Time frame: Enrollment to the second time point will not exceed 26 weeks. Testing once within the competitive season and once outside the competitive season (off season).
Health Literacy
Health Literacy: the 10-item Health Literacy Skills Instrument-Short Form (HLSI-SF) (score range: 0-50, higher scores indicate better health literacy).
Time frame: Enrollment to the second time point will not exceed 26 weeks. Testing once within the competitive season and once outside the competitive season (off season).
Sport Nutrition Knowledge
Sport Nutrition Knowledge: the 16-item Athlete Diet Index (ADI) will evaluate knowledge of nutrition. The summary score ranges between 0 (lowest knowledge) and 100 (highest knowledge).

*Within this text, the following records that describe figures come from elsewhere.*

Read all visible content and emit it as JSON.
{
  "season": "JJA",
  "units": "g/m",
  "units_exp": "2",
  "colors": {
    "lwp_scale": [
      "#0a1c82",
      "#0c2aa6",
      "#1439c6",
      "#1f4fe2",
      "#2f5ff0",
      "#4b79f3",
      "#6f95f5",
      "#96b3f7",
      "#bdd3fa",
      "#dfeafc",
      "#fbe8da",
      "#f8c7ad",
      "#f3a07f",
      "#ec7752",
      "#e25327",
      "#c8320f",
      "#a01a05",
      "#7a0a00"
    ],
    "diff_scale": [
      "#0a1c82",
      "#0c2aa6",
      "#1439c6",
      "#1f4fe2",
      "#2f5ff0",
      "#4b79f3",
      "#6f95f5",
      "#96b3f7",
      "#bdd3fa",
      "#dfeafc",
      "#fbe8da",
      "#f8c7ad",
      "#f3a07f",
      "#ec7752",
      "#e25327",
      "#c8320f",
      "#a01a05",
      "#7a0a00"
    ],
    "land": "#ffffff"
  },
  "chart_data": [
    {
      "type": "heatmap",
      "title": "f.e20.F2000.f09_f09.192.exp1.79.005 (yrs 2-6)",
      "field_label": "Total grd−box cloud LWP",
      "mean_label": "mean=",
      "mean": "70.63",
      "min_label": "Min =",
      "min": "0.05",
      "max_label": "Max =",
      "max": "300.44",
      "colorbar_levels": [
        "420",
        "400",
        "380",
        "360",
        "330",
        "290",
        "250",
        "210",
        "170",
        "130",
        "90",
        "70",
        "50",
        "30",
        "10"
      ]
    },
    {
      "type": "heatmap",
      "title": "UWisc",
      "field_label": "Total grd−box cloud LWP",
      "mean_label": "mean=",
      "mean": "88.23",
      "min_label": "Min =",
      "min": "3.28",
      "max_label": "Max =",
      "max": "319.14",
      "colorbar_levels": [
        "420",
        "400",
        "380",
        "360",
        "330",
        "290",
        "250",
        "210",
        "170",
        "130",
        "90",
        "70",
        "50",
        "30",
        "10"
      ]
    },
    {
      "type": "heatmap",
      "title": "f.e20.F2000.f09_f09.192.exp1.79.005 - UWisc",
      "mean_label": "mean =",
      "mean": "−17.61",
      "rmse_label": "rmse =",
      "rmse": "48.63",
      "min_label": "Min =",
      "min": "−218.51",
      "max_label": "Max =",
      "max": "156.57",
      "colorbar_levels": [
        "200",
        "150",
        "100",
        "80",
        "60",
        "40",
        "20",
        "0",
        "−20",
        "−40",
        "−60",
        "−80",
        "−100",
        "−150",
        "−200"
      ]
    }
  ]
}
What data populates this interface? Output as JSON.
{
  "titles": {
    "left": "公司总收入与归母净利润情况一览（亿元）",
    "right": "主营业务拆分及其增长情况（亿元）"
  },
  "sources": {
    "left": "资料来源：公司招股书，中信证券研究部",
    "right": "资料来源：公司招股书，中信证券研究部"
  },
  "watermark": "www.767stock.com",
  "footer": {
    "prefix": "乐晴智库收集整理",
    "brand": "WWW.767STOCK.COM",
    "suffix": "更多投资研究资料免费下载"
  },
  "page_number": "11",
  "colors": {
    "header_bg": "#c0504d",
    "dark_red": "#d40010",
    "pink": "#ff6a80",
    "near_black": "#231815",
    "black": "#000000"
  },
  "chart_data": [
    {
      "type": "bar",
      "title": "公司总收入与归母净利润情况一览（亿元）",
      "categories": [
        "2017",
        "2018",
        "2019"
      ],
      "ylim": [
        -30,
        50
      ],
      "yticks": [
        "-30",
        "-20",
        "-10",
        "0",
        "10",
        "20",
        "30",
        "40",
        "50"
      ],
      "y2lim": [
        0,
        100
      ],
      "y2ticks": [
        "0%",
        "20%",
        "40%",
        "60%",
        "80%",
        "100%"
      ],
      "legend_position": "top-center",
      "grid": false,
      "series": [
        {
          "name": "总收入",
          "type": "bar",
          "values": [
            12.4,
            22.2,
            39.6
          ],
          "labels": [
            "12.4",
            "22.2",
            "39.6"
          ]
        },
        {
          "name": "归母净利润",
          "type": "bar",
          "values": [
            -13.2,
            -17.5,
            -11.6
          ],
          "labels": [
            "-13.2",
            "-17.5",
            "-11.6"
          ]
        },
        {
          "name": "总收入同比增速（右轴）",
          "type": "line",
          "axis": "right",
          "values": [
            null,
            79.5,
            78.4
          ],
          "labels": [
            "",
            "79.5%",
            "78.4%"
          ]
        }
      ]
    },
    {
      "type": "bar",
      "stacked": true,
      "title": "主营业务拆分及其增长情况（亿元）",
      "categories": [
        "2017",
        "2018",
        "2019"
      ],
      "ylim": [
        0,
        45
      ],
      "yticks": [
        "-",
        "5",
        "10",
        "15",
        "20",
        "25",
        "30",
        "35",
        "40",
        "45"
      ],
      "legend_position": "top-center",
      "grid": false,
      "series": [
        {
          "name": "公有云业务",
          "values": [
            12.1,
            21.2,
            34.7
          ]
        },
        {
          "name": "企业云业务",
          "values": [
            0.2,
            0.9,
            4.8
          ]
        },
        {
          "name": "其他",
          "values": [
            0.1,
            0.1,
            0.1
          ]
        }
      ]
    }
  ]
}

Time frame: Enrollment to the second time point will not exceed 26 weeks. Testing once within the competitive season and once outside the competitive season (off season).
Discrimination
Discrimination: the 9-item Everyday Discrimination Scale will measure the frequency of discriminatory experiences in daily life (e.g., treated with less respect, receiving poorer service). Scores range from 9-54, with higher scores indicating greater exposure.
Time frame: Enrollment to the second time point will not exceed 26 weeks. Testing once within the competitive season and once outside the competitive season (off season).